I have some videos I might be interested in sharing on a Jellyfin server, as well as interest in viewing videos on someone else's shared server. I have a question: What options do you have for hardening security-wise? I have the server hosted on a local machine and don't wanna get pwned if I can help it.

[-] [email protected] 7 points 1 year ago

Reverse proxy is the typical advice, but I think they're a huge pain in the ass to set up.

[-] [email protected] 4 points 1 year ago

Check out Authelia. There are docker images with it and a proxy.

[-] [email protected] 0 points 1 year ago

This helps but it still looks like a huge pain to me. Any time yml configuration is required, complexity always increases a lot.

[-] [email protected] 4 points 1 year ago

Caddy in a docker container took me about 5 minutes to setup. Reverse proxying is a one-liner in Caddy

[-] [email protected] 0 points 1 year ago

I think it was five minutes for you because you're already well acquainted with the concepts and/or tool. These are some older instructions for setting up Caddy and it's not just minutes of work for the average person. The certificate part alone would take more than five minutes, and HTTPS is a must for a smooth experience for users.

[-] [email protected] 1 points 1 year ago* (last edited 1 year ago)

That's for Caddy 1.1

In Caddy 2 and higher it handles the cert stuff automatically with Let'sEncrypt.

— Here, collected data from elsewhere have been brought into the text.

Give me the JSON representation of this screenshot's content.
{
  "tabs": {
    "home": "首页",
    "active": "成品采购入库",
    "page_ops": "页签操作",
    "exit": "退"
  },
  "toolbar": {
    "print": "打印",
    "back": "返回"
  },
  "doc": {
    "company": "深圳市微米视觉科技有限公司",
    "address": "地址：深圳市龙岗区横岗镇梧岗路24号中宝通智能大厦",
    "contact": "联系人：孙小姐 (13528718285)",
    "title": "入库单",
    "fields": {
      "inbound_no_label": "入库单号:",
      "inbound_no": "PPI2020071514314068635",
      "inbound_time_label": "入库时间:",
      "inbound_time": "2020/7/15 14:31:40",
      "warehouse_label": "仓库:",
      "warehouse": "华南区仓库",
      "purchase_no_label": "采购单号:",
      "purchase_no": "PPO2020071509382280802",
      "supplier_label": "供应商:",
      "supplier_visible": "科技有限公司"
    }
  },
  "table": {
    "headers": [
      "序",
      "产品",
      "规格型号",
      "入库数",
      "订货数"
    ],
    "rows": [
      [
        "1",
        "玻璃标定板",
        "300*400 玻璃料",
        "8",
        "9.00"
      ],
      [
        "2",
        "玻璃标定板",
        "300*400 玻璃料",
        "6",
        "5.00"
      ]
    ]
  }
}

Actually, looking in that guide you linked, the change to add https is a very small change in the config file as well. Perhaps you mean doing port forwarding in the router or setting up a domain/DNS is difficult? But those parts have nothing to do with Caddy itself.

Try looking at an equivalent guide for its competitors Nginx or Traefik. They're far more complex to get set up.

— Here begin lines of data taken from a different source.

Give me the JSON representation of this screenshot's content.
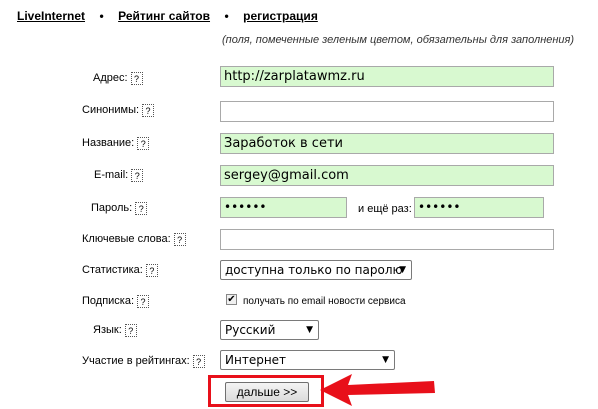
{
  "nav": {
    "items": [
      "LiveInternet",
      "Рейтинг сайтов",
      "регистрация"
    ],
    "separator": "•"
  },
  "note": "(поля, помеченные зеленым цветом, обязательны для заполнения)",
  "help_glyph": "?",
  "form": {
    "address": {
      "label": "Адрес:",
      "value": "http://zarplatawmz.ru",
      "required": true
    },
    "synonyms": {
      "label": "Синонимы:",
      "value": ""
    },
    "title": {
      "label": "Название:",
      "value": "Заработок в сети",
      "required": true
    },
    "email": {
      "label": "E-mail:",
      "value": "sergey@gmail.com",
      "required": true
    },
    "password": {
      "label": "Пароль:",
      "value": "••••••",
      "repeat_label": "и ещё раз:",
      "repeat_value": "••••••",
      "required": true
    },
    "keywords": {
      "label": "Ключевые слова:",
      "value": ""
    },
    "statistics": {
      "label": "Статистика:",
      "selected": "доступна только по паролю"
    },
    "subscription": {
      "label": "Подписка:",
      "checkbox_label": "получать по email новости сервиса",
      "checked": true
    },
    "language": {
      "label": "Язык:",
      "selected": "Русский"
    },
    "ratings": {
      "label": "Участие в рейтингах:",
      "selected": "Интернет"
    }
  },
  "submit_label": "дальше >>",
  "colors": {
    "required_bg": "#d8f9d0",
    "highlight": "#e8101a"
  },
  "annotation": {
    "type": "arrow",
    "color": "#e8101a"
  }
}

[-] [email protected] 1 points 1 year ago

Okay this is neat, but still:

If you use any other domain name, Caddy will attempt to get a publicly-trusted certificate; make sure your DNS records point to your machine and that ports 80 and 443 are open to the public and directed toward Caddy.

First OP needs to configure his DNS service.

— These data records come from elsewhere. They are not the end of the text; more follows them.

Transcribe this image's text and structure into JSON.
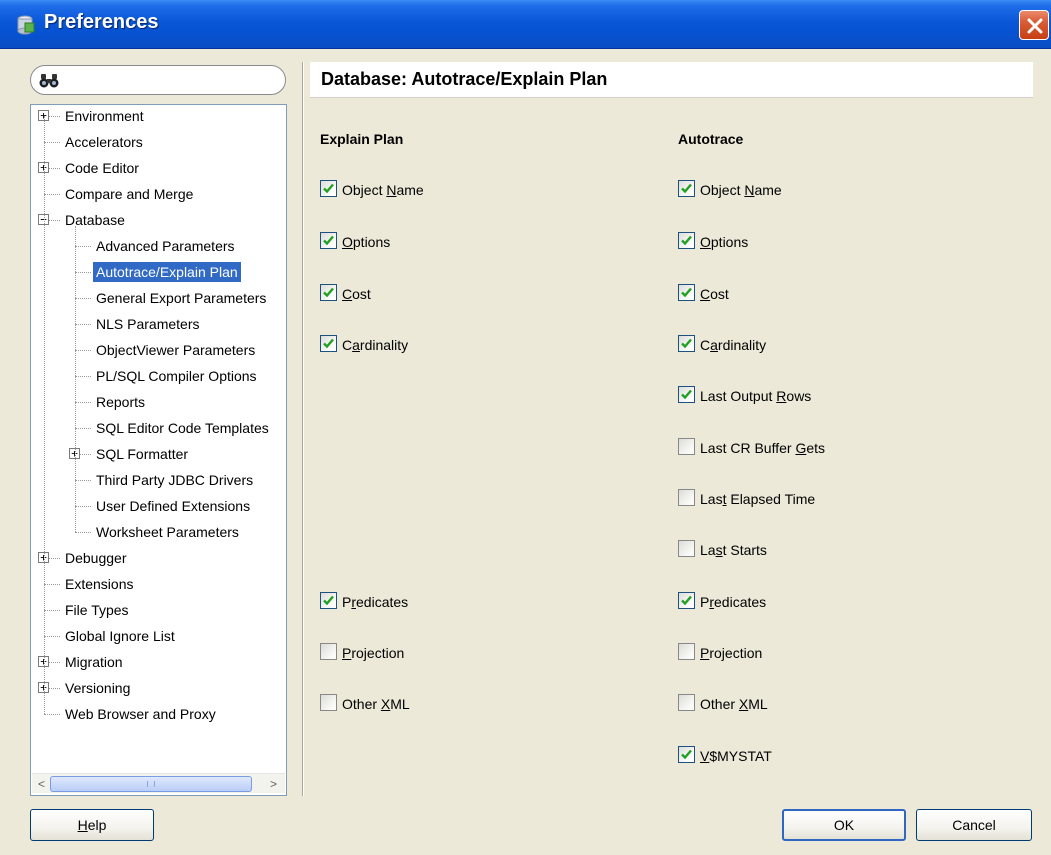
{
  "window": {
    "title": "Preferences"
  },
  "tree": {
    "items": [
      {
        "label": "Environment",
        "expander": "+"
      },
      {
        "label": "Accelerators"
      },
      {
        "label": "Code Editor",
        "expander": "+"
      },
      {
        "label": "Compare and Merge"
      },
      {
        "label": "Database",
        "expander": "−"
      },
      {
        "label": "Advanced Parameters"
      },
      {
        "label": "Autotrace/Explain Plan",
        "selected": true
      },
      {
        "label": "General Export Parameters"
      },
      {
        "label": "NLS Parameters"
      },
      {
        "label": "ObjectViewer Parameters"
      },
      {
        "label": "PL/SQL Compiler Options"
      },
      {
        "label": "Reports"
      },
      {
        "label": "SQL Editor Code Templates"
      },
      {
        "label": "SQL Formatter",
        "expander": "+"
      },
      {
        "label": "Third Party JDBC Drivers"
      },
      {
        "label": "User Defined Extensions"
      },
      {
        "label": "Worksheet Parameters"
      },
      {
        "label": "Debugger",
        "expander": "+"
      },
      {
        "label": "Extensions"
      },
      {
        "label": "File Types"
      },
      {
        "label": "Global Ignore List"
      },
      {
        "label": "Migration",
        "expander": "+"
      },
      {
        "label": "Versioning",
        "expander": "+"
      },
      {
        "label": "Web Browser and Proxy"
      }
    ],
    "scroll_left_arrow": "<",
    "scroll_right_arrow": ">"
  },
  "panel": {
    "title": "Database: Autotrace/Explain Plan",
    "explain_plan": {
      "heading": "Explain Plan",
      "options": [
        {
          "pre": "Object ",
          "key": "N",
          "post": "ame",
          "checked": true
        },
        {
          "pre": "",
          "key": "O",
          "post": "ptions",
          "checked": true
        },
        {
          "pre": "",
          "key": "C",
          "post": "ost",
          "checked": true
        },
        {
          "pre": "C",
          "key": "a",
          "post": "rdinality",
          "checked": true
        },
        {
          "pre": "P",
          "key": "r",
          "post": "edicates",
          "checked": true
        },
        {
          "pre": "",
          "key": "P",
          "post": "rojection",
          "checked": false
        },
        {
          "pre": "Other ",
          "key": "X",
          "post": "ML",
          "checked": false
        }
      ]
    },
    "autotrace": {
      "heading": "Autotrace",
      "options": [
        {
          "pre": "Object ",
          "key": "N",
          "post": "ame",
          "checked": true
        },
        {
          "pre": "",
          "key": "O",
          "post": "ptions",
          "checked": true
        },
        {
          "pre": "",
          "key": "C",
          "post": "ost",
          "checked": true
        },
        {
          "pre": "C",
          "key": "a",
          "post": "rdinality",
          "checked": true
        },
        {
          "pre": "Last Output ",
          "key": "R",
          "post": "ows",
          "checked": true
        },
        {
          "pre": "Last CR Buffer ",
          "key": "G",
          "post": "ets",
          "checked": false
        },
        {
          "pre": "Las",
          "key": "t",
          "post": " Elapsed Time",
          "checked": false
        },
        {
          "pre": "La",
          "key": "s",
          "post": "t Starts",
          "checked": false
        },
        {
          "pre": "P",
          "key": "r",
          "post": "edicates",
          "checked": true
        },
        {
          "pre": "",
          "key": "P",
          "post": "rojection",
          "checked": false
        },
        {
          "pre": "Other ",
          "key": "X",
          "post": "ML",
          "checked": false
        },
        {
          "pre": "",
          "key": "V",
          "post": "$MYSTAT",
          "checked": true
        }
      ]
    }
  },
  "buttons": {
    "help": {
      "pre": "",
      "key": "H",
      "post": "elp"
    },
    "ok": "OK",
    "cancel": "Cancel"
  },
  "colors": {
    "title_bar": "#0a57d8",
    "selection": "#316ac5",
    "dialog_bg": "#ece9d8"
  }
}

Then he needs to port forward 443 (if I'm reading the instructions correctly).

[-] [email protected] 1 points 1 year ago

For sure, Caddy's the easiest tool I've found for this part of the chain.

DNS stuff is somewhat easy if you get a good provider, but it depends on a couple things. Port forwarding generally is a pain in the ass.

[-] [email protected] 4 points 1 year ago

I have my Plex server in docker container that automatically restarts with the latest image once a week. I believe most vulnerabilities will come from outdated software.

Then I have nginx reverse proxying in front, I'm sure there's additional safeguards I could throw in there but my instance is private.